Majalahketik.com(22/02/21) – Halo, Sobat Ketik! Gimana nih kabarnya? Tetep jaga kesehatan selalu ya, walau tetap dirumah! Kamu tau ga sih? kalau pandemi COVID-19 sekarang ini menjadi sebuah krisis global yang bukan hanya mengancam kesehatan masyarakat secara fisik, namun juga secara mental. Begitu banyak berita buruk yang kita terima, sehingga membuat masyarakat kita menjadi cemas akan hidup diri mereka sendiri, keluarga, teman terdekat, dan bahkan lingkungan sekitarnya. Faktor lain yang dapat menjadi pencetus kecemasan di masyakarat pada masa pandemi ini adalah stres akibat isolasi sosial atau physical distancing pada Pembatasan Sosial Berskala Besar (PSBB).
Perubahan ini juga berakibat kepada kita semua para mahasiswa. Kita harus bisa beradaptasi terhadap sistem baru, yang berdampak terhadap munculnya masalah kesehatan mental, seperti stres dan kecemasan pada mahasiswa. Kecemasan berlebihan pada masa karantina dapat meningkatkan risiko ansietas, depresi, hingga gejala stres pascatrauma. Meningkatnya stres dan kecemasan yang dialami oleh mahasiswa ini, telah diungkapkan dalam beberapa penelitian di beberapa negara.
Padahal sebagai mahasiswa, seharusnya kita dapat menikmati berbagai fasilitas dari kampus untuk perkuliahan, namun mahasiswa yang tinggal di daerah dengan keterbatasan infrastruktur dan daya dukung lainnya justru semakin merasakan kesenjangan digital. Faktor akademik juga merupakan salah satu potensi stres dan cemas, misalnya karena perubahan gaya belajar dari sekolah menengah ke pendidikan tinggi, tugas-tugas perkuliahan yang sangat padat, target pencapaian nilai, prestasi akademik, dan penundaan akademik akibat pandemi COVID-19. Stres dan cemas yang meningkat di kalangan mahasiswa ini, dapat mengakibatkan penurunan prestasi akademis, serta dapat mempengaruhi kesehatan fisik dan mental bagi mahasiswa itu sendiri.

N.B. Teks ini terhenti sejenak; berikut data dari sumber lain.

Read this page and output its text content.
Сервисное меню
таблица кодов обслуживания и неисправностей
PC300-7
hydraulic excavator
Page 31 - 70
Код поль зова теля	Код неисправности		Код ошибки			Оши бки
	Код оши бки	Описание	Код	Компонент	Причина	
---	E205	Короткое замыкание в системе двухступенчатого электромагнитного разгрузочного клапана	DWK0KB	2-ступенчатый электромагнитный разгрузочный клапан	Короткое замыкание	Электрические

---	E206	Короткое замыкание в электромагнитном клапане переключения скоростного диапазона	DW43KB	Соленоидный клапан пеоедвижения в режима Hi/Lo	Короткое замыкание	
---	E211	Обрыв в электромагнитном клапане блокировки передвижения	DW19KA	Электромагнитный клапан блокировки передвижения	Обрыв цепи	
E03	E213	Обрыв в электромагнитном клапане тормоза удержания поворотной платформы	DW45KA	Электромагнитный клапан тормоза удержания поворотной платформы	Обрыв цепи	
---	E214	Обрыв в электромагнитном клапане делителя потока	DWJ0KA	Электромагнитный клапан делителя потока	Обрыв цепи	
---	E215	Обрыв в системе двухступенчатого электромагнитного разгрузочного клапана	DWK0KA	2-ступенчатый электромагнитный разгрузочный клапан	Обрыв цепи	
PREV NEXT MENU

Baca Juga : Golongan Penerima Beasiswa
Perubahan metode pembelajaran dari tatap muka ke metode online yang dilakukan secara mendadak dalam situasi darurat ini masih memiliki beberapa masalah, diantaranya adalah kurangnya kesiapan dari pihak dosen dan mahasiswa, kurangnya penguasaan teknologi, waktu yang singkat, penyampaian materi kuliah yang tidak sejelas perkuliahan tatap muka, kebutuhan kuota internet yang besar, kondisi sinyal internet yang tidak stabil atau gangguan pada jaringan yang akhirnya membuat perkuliahan jarak jauh menjadi kurang efektif. Namun sisi positifnya dapat terlihat dari situasi pandemi sekarang, metode online ini terkesan cukup baik karena dapat menghindari resiko tertular nya virus yang nantinya malah akan menambah angka orang yang terjangkit.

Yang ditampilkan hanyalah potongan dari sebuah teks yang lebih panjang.